Business Relations between Startups and Investors. How to Distribute Intellectual Property Rights

Startups, as companies running a business in high value-added sectors, with their high potential for rapid growth but without a sustainable business model, are forced to look for investors in one form or another. Most of the times, only after finding one or more investors, startups can start realizing their business ideas. Standard possibilities for investments are debt or equity financing. Debt is defined as something, usually money, owed by one party (the borrower or debtor) to a second party, while equity financing is the method of raising capital through the transaction of shares and is a more suitable alternative for starting startups with little to no resources. Any other form of financing is a subsystem or a combination of either of these two.

Unique ideas are the main driving force behind most of the startups, and for this reason, it is also the most valuable assets. This makes both equity and debt investors very concerned about the security of their investments by obtaining a protection interest in the intellectual property (IP) assets but in different kind of ways. By granting debt, investor most likely is going to use security measures where startups pledge their intellectual property. In comparison, equity financing investor is more concerned about proper security and quality of IP assets since he/she becomes a partial owner of it.

It is expected that a startup will have full possession of all IP that is critical to the development and progress of the business. Even if an enterprise is not registered yet, all IP must be held by an entrepreneur. An investor will make sure that the business he plans to invest in owns the IP for its technology or business idea. In addition to this, not all IP assets are equal, and the value of IP assets depends on a combination of legal, economic, and technical factors. For this reason, it is also advantageous to obtain an unbiased assessment of these assets from a professional who understands the nature of IP assets.

Collaborative activities that bring together the interests of investors, specialists of all kinds, young entrepreneurs, and other parties can often raise questions about who eventually ends up owning the intellectual property rights. Besides, there may also be experts who help startups with design, websites, programming, research, marketing materials or something else. Unless these people work under proper agreement, the startup company itself may not own the rights to the work of these people. Therefore, the first and foremost goal of a startup or entrepreneur is to determine on what intellectual property their business model is based on and identify who owns it.

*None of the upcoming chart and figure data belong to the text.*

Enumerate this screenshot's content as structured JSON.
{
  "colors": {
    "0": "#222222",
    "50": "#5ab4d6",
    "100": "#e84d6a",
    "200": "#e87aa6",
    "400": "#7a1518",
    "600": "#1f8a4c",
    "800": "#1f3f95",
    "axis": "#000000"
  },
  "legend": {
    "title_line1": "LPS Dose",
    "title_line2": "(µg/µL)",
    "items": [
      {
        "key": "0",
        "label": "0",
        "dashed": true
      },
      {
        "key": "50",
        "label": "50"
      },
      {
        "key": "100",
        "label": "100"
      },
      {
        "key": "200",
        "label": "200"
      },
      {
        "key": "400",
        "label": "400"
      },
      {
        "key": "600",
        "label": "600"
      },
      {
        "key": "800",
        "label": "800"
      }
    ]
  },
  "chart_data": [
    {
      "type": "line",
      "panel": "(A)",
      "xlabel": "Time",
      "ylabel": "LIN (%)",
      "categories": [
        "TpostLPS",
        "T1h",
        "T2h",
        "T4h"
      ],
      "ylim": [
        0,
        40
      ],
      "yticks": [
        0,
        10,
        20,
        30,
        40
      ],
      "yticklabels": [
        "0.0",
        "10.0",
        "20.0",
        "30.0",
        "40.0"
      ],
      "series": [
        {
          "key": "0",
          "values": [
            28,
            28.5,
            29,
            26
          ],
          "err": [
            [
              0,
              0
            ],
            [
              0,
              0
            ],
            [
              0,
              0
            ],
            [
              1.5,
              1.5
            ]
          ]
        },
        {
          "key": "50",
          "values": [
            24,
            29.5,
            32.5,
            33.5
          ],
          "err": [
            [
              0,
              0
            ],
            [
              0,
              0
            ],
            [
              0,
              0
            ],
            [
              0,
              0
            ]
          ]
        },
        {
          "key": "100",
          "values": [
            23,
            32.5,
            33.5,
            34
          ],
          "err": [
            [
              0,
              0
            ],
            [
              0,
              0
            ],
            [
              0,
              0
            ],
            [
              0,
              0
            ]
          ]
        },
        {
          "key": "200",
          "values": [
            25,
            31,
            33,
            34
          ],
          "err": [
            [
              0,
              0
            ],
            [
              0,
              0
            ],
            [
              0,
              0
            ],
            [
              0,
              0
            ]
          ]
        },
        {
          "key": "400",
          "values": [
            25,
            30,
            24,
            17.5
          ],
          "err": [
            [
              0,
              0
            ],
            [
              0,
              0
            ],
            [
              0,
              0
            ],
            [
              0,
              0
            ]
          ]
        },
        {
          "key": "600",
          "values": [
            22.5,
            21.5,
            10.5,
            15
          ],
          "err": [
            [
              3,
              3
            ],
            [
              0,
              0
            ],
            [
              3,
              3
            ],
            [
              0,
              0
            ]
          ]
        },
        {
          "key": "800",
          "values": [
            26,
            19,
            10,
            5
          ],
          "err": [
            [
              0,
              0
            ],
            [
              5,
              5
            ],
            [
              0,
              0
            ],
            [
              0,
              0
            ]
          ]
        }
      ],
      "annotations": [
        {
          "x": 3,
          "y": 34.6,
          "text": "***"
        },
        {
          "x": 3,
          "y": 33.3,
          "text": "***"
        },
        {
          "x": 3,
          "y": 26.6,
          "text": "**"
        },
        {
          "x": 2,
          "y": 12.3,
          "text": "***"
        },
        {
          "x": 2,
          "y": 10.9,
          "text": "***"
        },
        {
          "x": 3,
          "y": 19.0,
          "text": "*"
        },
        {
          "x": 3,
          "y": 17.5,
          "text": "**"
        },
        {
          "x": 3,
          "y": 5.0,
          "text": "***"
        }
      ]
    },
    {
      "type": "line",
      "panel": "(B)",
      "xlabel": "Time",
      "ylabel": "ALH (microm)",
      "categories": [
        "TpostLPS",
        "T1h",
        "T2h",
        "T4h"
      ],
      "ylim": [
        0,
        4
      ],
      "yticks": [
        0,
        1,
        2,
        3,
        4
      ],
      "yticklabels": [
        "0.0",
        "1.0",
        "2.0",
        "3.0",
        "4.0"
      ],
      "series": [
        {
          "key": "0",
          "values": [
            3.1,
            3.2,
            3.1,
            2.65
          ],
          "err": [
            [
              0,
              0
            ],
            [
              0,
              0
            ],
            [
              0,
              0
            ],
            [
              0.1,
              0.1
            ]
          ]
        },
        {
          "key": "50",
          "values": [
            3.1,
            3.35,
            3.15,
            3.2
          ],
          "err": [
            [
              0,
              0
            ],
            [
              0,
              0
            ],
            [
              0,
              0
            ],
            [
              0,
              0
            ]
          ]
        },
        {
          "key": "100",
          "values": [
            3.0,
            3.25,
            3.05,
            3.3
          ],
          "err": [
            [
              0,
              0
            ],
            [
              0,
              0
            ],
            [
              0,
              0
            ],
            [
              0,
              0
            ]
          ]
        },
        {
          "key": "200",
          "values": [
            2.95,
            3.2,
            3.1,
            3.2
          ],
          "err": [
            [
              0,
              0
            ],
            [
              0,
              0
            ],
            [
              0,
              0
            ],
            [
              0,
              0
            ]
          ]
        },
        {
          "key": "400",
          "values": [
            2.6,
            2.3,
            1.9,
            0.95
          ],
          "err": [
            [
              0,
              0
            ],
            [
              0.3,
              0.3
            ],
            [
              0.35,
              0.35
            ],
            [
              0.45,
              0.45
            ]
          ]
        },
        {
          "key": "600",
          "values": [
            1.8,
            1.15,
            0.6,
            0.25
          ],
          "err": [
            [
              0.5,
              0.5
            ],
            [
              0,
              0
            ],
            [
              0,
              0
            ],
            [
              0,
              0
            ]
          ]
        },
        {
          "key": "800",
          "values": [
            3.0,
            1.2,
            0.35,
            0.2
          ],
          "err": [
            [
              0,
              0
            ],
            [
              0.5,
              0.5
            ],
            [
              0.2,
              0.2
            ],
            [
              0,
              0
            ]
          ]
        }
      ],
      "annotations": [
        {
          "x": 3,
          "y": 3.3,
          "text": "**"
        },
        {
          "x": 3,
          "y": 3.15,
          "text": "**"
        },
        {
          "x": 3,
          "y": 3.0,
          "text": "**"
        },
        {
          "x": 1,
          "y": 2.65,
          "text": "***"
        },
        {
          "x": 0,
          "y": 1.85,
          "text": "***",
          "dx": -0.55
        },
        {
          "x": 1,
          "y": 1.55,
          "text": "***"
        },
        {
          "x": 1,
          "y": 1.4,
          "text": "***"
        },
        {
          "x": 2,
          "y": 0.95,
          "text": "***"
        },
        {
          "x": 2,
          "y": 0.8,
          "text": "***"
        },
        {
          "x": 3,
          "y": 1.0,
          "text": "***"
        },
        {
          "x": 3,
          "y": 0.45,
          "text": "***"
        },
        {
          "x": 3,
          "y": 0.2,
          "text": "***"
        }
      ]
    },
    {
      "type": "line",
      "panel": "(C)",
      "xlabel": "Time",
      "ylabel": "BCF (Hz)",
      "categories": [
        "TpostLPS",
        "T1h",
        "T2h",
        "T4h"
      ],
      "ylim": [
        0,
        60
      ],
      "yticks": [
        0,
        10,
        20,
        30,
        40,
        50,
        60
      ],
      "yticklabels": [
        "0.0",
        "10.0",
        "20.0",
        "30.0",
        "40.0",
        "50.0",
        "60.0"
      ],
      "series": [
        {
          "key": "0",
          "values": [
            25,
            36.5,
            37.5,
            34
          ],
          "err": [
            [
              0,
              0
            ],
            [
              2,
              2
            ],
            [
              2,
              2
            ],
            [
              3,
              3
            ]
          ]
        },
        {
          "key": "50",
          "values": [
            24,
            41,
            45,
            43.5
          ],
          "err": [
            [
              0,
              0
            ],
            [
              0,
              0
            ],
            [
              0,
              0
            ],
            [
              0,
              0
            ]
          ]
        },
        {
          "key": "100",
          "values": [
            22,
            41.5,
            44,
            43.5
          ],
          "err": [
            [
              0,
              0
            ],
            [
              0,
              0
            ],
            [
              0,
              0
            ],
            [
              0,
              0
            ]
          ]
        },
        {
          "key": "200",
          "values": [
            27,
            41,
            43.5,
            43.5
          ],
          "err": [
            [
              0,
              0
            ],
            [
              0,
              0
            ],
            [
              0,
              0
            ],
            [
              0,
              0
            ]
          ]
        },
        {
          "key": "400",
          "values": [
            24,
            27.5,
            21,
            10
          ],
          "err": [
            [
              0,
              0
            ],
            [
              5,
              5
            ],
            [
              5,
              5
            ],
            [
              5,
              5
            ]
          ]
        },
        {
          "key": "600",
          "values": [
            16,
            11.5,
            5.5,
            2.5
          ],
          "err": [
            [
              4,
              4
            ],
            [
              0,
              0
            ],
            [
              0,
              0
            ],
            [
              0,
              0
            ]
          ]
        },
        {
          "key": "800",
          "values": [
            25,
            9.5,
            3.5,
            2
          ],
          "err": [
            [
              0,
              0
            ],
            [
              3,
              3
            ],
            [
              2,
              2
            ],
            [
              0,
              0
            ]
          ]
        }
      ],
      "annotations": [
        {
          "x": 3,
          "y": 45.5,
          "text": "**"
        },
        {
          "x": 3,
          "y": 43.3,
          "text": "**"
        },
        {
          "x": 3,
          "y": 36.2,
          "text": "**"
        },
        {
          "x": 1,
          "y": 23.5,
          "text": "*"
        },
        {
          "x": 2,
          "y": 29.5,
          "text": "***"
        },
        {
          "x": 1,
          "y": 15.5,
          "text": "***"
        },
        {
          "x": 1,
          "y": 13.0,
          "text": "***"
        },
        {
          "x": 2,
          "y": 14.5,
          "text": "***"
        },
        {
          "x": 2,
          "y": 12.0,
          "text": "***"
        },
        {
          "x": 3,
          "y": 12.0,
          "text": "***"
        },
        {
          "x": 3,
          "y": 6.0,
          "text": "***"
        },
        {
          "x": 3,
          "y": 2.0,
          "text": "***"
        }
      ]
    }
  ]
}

Our recommendation is to avoid co-ownership where two or more parties have shared ownership and control of the same intellectual property rights, especially with patents or trademark registry. Co-ownership very seldom delivers the desired purpose and only increase the odds of potential conflicts. Additionally, each co-owner decision is required for practically any or all disposal of the intellectual property rights, and this complicates possibility to use IP and to defend it as well. Alternative options, where all intellectual property is registered in the name of a startup or shared between founders or investors, most of the time, are better options at protecting even the collective interest. By ensuring ownership and protection of IP assets, collaborative projects have higher chances to be more efficiently implemented, and litigation between partners avoided.

The ideal solution would be if a startup could understand and even register rights for its IP assets even before finding investments, so it would be more likely taken seriously by possible investors. The distribution of intellectual property at the starting point allows for proper IP assets allocation not only by finding investors but even upon the termination of the business relationship with them.

In summary, the goal of every startup is to protect and maintain its intellectual property base, which would allow it to continue operations. This achieved by registration of IP assets, entering into IP distributing arrangements and by well-designed confidentiality and non-disclosure arrangements. These tools will help to control IP privacy and protect the startup interest not only in theory but also in practice against any possible or actual investors, employees and/or partners.